5. Al escuchar a Jesús, nos disponemos a lo que san Pablo llama "la fuerza de
Dios, que nos ha salvado". Esta fuerza nos capacita para encontrarlo. Entonces,
podemos dar testimonio de él con nuestra vida, en virtud de la gracia que nos
transfigura interiormente. Resplandeceremos como el sol, "no por nuestras
obras, sino por su propia determinación [de Dios] y por su gracia", como el
Apóstol escribe a Timoteo ( 2 Tm 1, 9).
Amadísimos hermanos y hermanas, este es el significado de la Cuaresma:
nuestra existencia, renovada mediante la oración, la penitencia y la caridad, se
abre a la escucha de Dios y a la fuerza de su misericordia.
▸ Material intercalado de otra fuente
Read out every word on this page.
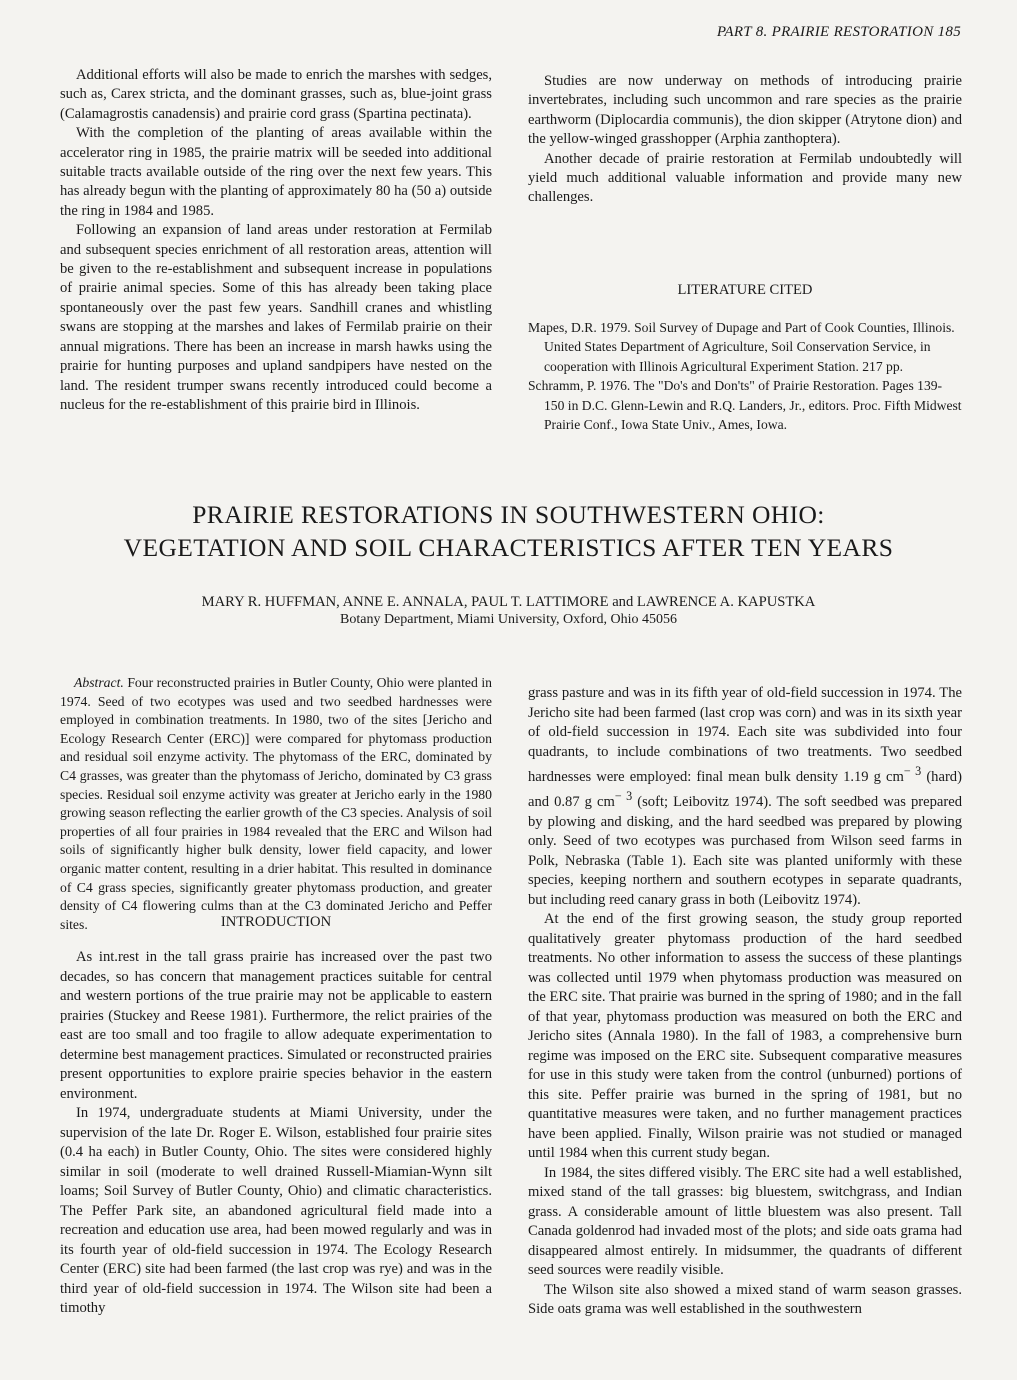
PART 8. PRAIRIE RESTORATION 185

Additional efforts will also be made to enrich the marshes with sedges, such as, Carex stricta, and the dominant grasses, such as, blue-joint grass (Calamagrostis canadensis) and prairie cord grass (Spartina pectinata).

With the completion of the planting of areas available within the accelerator ring in 1985, the prairie matrix will be seeded into additional suitable tracts available outside of the ring over the next few years. This has already begun with the planting of approximately 80 ha (50 a) outside the ring in 1984 and 1985.

Following an expansion of land areas under restoration at Fermilab and subsequent species enrichment of all restoration areas, attention will be given to the re-establishment and subsequent increase in populations of prairie animal species. Some of this has already been taking place spontaneously over the past few years. Sandhill cranes and whistling swans are stopping at the marshes and lakes of Fermilab prairie on their annual migrations. There has been an increase in marsh hawks using the prairie for hunting purposes and upland sandpipers have nested on the land. The resident trumper swans recently introduced could become a nucleus for the re-establishment of this prairie bird in Illinois.

Studies are now underway on methods of introducing prairie invertebrates, including such uncommon and rare species as the prairie earthworm (Diplocardia communis), the dion skipper (Atrytone dion) and the yellow-winged grasshopper (Arphia zanthoptera).

Another decade of prairie restoration at Fermilab undoubtedly will yield much additional valuable information and provide many new challenges.

LITERATURE CITED

Mapes, D.R. 1979. Soil Survey of Dupage and Part of Cook Counties, Illinois. United States Department of Agriculture, Soil Conservation Service, in cooperation with Illinois Agricultural Experiment Station. 217 pp.

Schramm, P. 1976. The "Do's and Don'ts" of Prairie Restoration. Pages 139-150 in D.C. Glenn-Lewin and R.Q. Landers, Jr., editors. Proc. Fifth Midwest Prairie Conf., Iowa State Univ., Ames, Iowa.

PRAIRIE RESTORATIONS IN SOUTHWESTERN OHIO:
VEGETATION AND SOIL CHARACTERISTICS AFTER TEN YEARS
MARY R. HUFFMAN, ANNE E. ANNALA, PAUL T. LATTIMORE and LAWRENCE A. KAPUSTKA
Botany Department, Miami University, Oxford, Ohio 45056

Abstract. Four reconstructed prairies in Butler County, Ohio were planted in 1974. Seed of two ecotypes was used and two seedbed hardnesses were employed in combination treatments. In 1980, two of the sites [Jericho and Ecology Research Center (ERC)] were compared for phytomass production and residual soil enzyme activity. The phytomass of the ERC, dominated by C4 grasses, was greater than the phytomass of Jericho, dominated by C3 grass species. Residual soil enzyme activity was greater at Jericho early in the 1980 growing season reflecting the earlier growth of the C3 species. Analysis of soil properties of all four prairies in 1984 revealed that the ERC and Wilson had soils of significantly higher bulk density, lower field capacity, and lower organic matter content, resulting in a drier habitat. This resulted in dominance of C4 grass species, significantly greater phytomass production, and greater density of C4 flowering culms than at the C3 dominated Jericho and Peffer sites.	INTRODUCTION

As int.rest in the tall grass prairie has increased over the past two decades, so has concern that management practices suitable for central and western portions of the true prairie may not be applicable to eastern prairies (Stuckey and Reese 1981). Furthermore, the relict prairies of the east are too small and too fragile to allow adequate experimentation to determine best management practices. Simulated or reconstructed prairies present opportunities to explore prairie species behavior in the eastern environment.

In 1974, undergraduate students at Miami University, under the supervision of the late Dr. Roger E. Wilson, established four prairie sites (0.4 ha each) in Butler County, Ohio. The sites were considered highly similar in soil (moderate to well drained Russell-Miamian-Wynn silt loams; Soil Survey of Butler County, Ohio) and climatic characteristics. The Peffer Park site, an abandoned agricultural field made into a recreation and education use area, had been mowed regularly and was in its fourth year of old-field succession in 1974. The Ecology Research Center (ERC) site had been farmed (the last crop was rye) and was in the third year of old-field succession in 1974. The Wilson site had been a timothy

grass pasture and was in its fifth year of old-field succession in 1974. The Jericho site had been farmed (last crop was corn) and was in its sixth year of old-field succession in 1974. Each site was subdivided into four quadrants, to include combinations of two treatments. Two seedbed hardnesses were employed: final mean bulk density 1.19 g $cm^{- 3}$ (hard) and 0.87 g $cm^{- 3}$ (soft; Leibovitz 1974). The soft seedbed was prepared by plowing and disking, and the hard seedbed was prepared by plowing only. Seed of two ecotypes was purchased from Wilson seed farms in Polk, Nebraska (Table 1). Each site was planted uniformly with these species, keeping northern and southern ecotypes in separate quadrants, but including reed canary grass in both (Leibovitz 1974).

At the end of the first growing season, the study group reported qualitatively greater phytomass production of the hard seedbed treatments. No other information to assess the success of these plantings was collected until 1979 when phytomass production was measured on the ERC site. That prairie was burned in the spring of 1980; and in the fall of that year, phytomass production was measured on both the ERC and Jericho sites (Annala 1980). In the fall of 1983, a comprehensive burn regime was imposed on the ERC site. Subsequent comparative measures for use in this study were taken from the control (unburned) portions of this site. Peffer prairie was burned in the spring of 1981, but no quantitative measures were taken, and no further management practices have been applied. Finally, Wilson prairie was not studied or managed until 1984 when this current study began.

In 1984, the sites differed visibly. The ERC site had a well established, mixed stand of the tall grasses: big bluestem, switchgrass, and Indian grass. A considerable amount of little bluestem was also present. Tall Canada goldenrod had invaded most of the plots; and side oats grama had disappeared almost entirely. In midsummer, the quadrants of different seed sources were readily visible.

The Wilson site also showed a mixed stand of warm season grasses. Side oats grama was well established in the southwestern
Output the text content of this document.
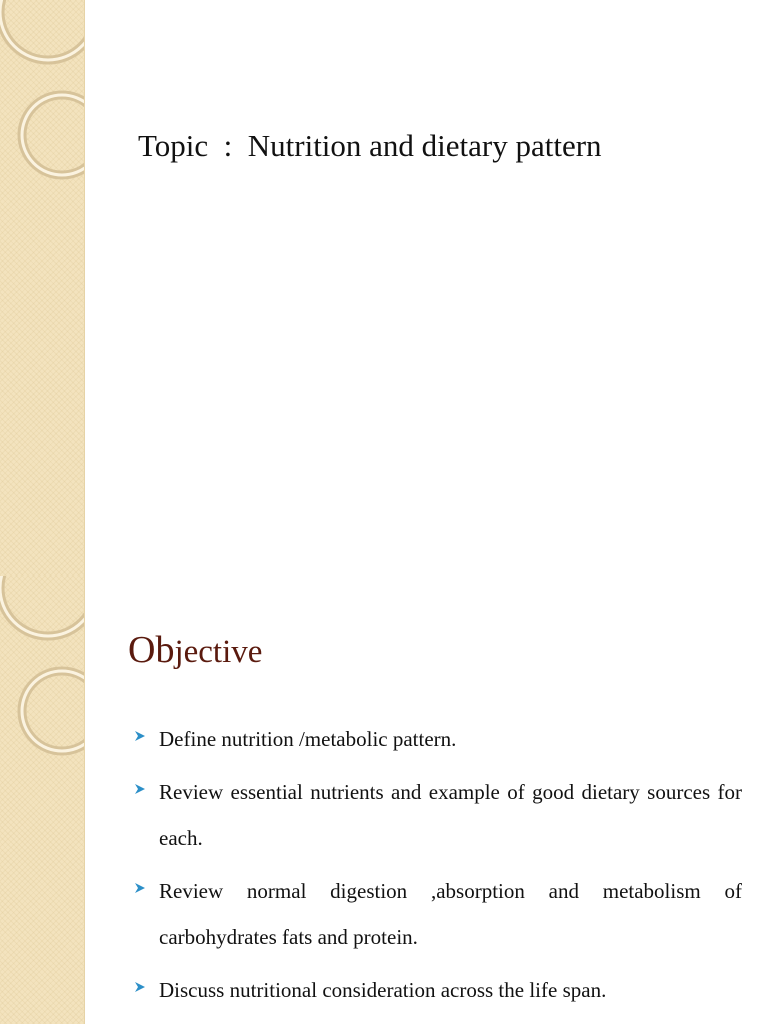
Topic  :  Nutrition and dietary pattern
Objective
Define nutrition /metabolic pattern.
Review essential nutrients and example of good dietary sources for each.
Review normal digestion ,absorption and metabolism of carbohydrates fats and protein.
Discuss nutritional consideration across the life span.
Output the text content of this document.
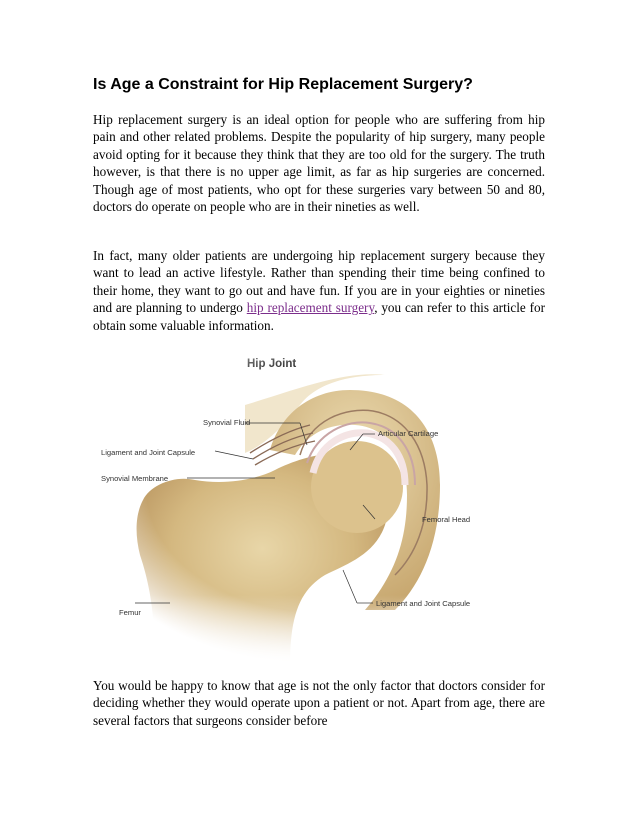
Is Age a Constraint for Hip Replacement Surgery?

Hip replacement surgery is an ideal option for people who are suffering from hip pain and other related problems. Despite the popularity of hip surgery, many people avoid opting for it because they think that they are too old for the surgery. The truth however, is that there is no upper age limit, as far as hip surgeries are concerned. Though age of most patients, who opt for these surgeries vary between 50 and 80, doctors do operate on people who are in their nineties as well.

In fact, many older patients are undergoing hip replacement surgery because they want to lead an active lifestyle. Rather than spending their time being confined to their home, they want to go out and have fun. If you are in your eighties or nineties and are planning to undergo hip replacement surgery, you can refer to this article for obtain some valuable information.

Synovial Fluid
Ligament and Joint Capsule
Synovial Membrane
Articular Cartilage
Femoral Head
Ligament and Joint Capsule
Femur

You would be happy to know that age is not the only factor that doctors consider for deciding whether they would operate upon a patient or not. Apart from age, there are several factors that surgeons consider before
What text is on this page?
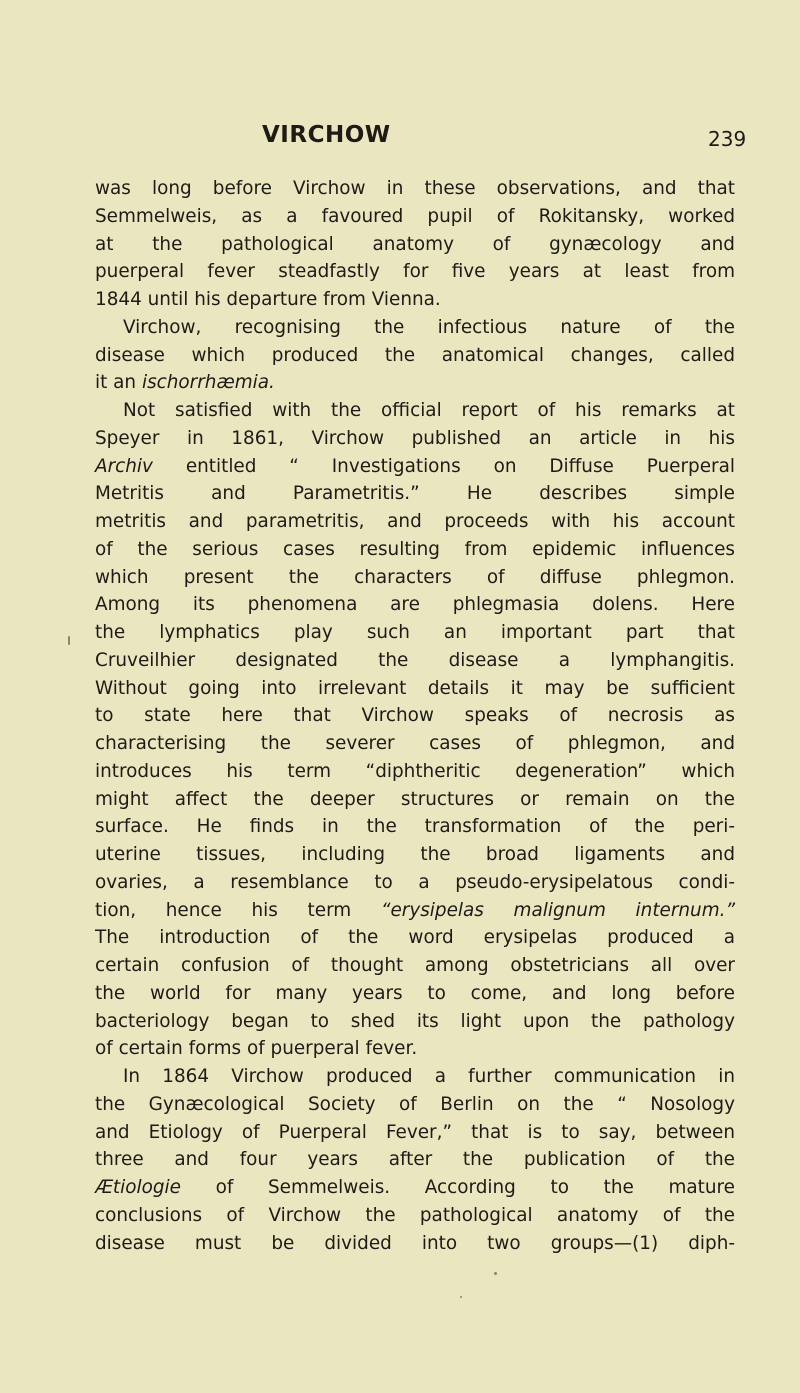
VIRCHOW	239
was long before Virchow in these observations, and that
Semmelweis, as a favoured pupil of Rokitansky, worked
at the pathological anatomy of gynæcology and
puerperal fever steadfastly for five years at least from
1844 until his departure from Vienna.
Virchow, recognising the infectious nature of the
disease which produced the anatomical changes, called
it an ischorrhæmia.
Not satisfied with the official report of his remarks at
Speyer in 1861, Virchow published an article in his
Archiv entitled “ Investigations on Diffuse Puerperal
Metritis and Parametritis.” He describes simple
metritis and parametritis, and proceeds with his account
of the serious cases resulting from epidemic influences
which present the characters of diffuse phlegmon.
Among its phenomena are phlegmasia dolens. Here
the lymphatics play such an important part that
Cruveilhier designated the disease a lymphangitis.
Without going into irrelevant details it may be sufficient
to state here that Virchow speaks of necrosis as
characterising the severer cases of phlegmon, and
introduces his term “diphtheritic degeneration” which
might affect the deeper structures or remain on the
surface. He finds in the transformation of the peri-
uterine tissues, including the broad ligaments and
ovaries, a resemblance to a pseudo-erysipelatous condi-
tion, hence his term “erysipelas malignum internum.”
The introduction of the word erysipelas produced a
certain confusion of thought among obstetricians all over
the world for many years to come, and long before
bacteriology began to shed its light upon the pathology
of certain forms of puerperal fever.
In 1864 Virchow produced a further communication in
the Gynæcological Society of Berlin on the “ Nosology
and Etiology of Puerperal Fever,” that is to say, between
three and four years after the publication of the
Ætiologie of Semmelweis. According to the mature
conclusions of Virchow the pathological anatomy of the
disease must be divided into two groups—(1) diph-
Así, en la Pascua
podremos bajar de la montaña santa y disipar las tinieblas del mundo con la luz
gloriosa que resplandece en la faz de Cristo (cf. 2 Co 4, 6).
Esta es la promesa del Señor. Que Aquel que inició en nosotros la obra buena, la
lleve a término (cf. Flp 1, 6). Nos lo obtenga la Virgen María, Mujer de la
escucha dócil y modelo de santidad diaria.